Mother and daughter read from prayer book.Israel news photo: Flash 90

Sunday is the 30th of Shvat, the Hebrew date on which Israel celebrated Mothers' Day, which has been abolished under feminist pressure and renamed Family Day. Feminists see Mothers' Day as imparting the wrong kind of message to women, by encouraging them to value motherhood over careerism and other forms of personal fulfillment.

Mothers' Day was first marked in Israel in 1947 at the initiative of the Ezra organization for assisting women in childbirth, which was headed by Rebbetzin Sarah Herzog, wife of then Chief Rabbi Isaac Herzog and founder of World Emunah. The date chosen for it was the date on which Zionist leader Henrietta Szold passed away. Szold had no children of her own but was active in bringing children from the Diaspora to the Land of Israel and was known as "the mother of the Children's Aliyah."

In the 1980s, feminists decided to rename the day Family Day. Arguably, the day has lost much of its emotional content under its new heading.

Two other days related to women are now marked in Israel. The first is International Women's Day, on March 8, which was originally adopted by communists in 1911 and became a Soviet holiday under Lenin. The day imparted anti-family messages to women and encouraged them to leave their traditional lifestyles and work outside the home. In later decades, faced with a huge population of homeless children, the Soviets under Stalin gradually adopted a more pro-family policy. The anti-family propaganda on International Women's Day was toned down accordingly and it became a day on which husbands give their wives flowers.

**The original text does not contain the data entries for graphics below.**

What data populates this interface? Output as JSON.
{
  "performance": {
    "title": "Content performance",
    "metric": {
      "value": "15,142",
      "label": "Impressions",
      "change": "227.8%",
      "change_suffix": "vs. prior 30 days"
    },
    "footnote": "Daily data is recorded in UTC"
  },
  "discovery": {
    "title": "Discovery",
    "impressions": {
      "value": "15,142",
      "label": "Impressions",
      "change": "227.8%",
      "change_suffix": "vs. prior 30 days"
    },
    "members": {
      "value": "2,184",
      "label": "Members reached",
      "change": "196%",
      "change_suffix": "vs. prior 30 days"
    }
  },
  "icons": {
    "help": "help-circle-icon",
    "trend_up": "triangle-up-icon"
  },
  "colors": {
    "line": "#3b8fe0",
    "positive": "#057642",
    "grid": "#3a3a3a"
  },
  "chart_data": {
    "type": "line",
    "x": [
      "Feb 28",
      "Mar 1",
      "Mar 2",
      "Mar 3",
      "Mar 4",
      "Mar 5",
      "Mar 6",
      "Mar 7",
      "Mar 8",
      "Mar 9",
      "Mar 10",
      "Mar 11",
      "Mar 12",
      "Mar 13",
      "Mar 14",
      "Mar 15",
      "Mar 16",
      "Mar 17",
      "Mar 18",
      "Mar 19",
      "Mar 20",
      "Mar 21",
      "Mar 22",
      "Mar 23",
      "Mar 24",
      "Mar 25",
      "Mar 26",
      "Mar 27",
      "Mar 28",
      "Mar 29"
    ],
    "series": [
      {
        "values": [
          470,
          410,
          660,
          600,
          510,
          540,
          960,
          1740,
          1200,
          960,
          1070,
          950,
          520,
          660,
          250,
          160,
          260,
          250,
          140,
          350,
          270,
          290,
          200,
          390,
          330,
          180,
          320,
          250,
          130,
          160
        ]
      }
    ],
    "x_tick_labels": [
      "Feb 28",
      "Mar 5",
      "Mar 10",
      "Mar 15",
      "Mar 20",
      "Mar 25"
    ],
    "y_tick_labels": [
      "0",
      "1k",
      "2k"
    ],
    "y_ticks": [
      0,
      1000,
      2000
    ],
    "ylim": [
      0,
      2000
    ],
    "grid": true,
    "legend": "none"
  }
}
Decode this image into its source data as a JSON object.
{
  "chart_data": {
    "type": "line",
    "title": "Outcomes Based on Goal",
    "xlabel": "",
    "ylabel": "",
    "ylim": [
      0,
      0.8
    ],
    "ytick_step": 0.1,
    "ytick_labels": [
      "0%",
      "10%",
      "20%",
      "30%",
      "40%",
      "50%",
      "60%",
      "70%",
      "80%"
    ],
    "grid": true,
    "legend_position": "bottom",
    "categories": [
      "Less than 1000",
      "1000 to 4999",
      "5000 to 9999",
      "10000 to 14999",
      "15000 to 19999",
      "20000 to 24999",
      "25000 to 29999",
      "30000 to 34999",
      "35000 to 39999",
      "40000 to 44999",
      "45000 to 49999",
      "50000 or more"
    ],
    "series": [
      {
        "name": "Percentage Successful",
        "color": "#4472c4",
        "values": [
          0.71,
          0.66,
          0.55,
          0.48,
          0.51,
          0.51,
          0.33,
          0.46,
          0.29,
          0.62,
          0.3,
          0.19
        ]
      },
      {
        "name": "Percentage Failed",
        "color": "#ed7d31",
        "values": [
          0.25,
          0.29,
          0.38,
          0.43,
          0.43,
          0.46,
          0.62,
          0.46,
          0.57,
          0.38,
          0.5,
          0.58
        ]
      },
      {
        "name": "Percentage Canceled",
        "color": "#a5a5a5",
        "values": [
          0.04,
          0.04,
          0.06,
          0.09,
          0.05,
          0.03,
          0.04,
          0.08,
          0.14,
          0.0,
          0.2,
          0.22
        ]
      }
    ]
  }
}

Israel's women's organizations tale advantage of the day to convey messages about violence against women, wage gaps etc, with some more radical feminist groups, heavily financed and influenced by the New Israel Fund, taking those messages to extremes.

Another day that has been introduced into Israel's public sphere is the International Day for Elimination of Violence against Women, set at November 25 by the United Nations in a 1999 resolution.  Although violence against women is a real issue, the radical groups convey similarly militant views  that are perceived by many as anti-male.

In the U.S., too, there has been feminist pressure to transform the romantic Valentine's Day into the militant V-Day. The main figure behind this initiative is playwright Eve Ensler, and according to its organizers, the "V" in V-Day stands for the word "violence."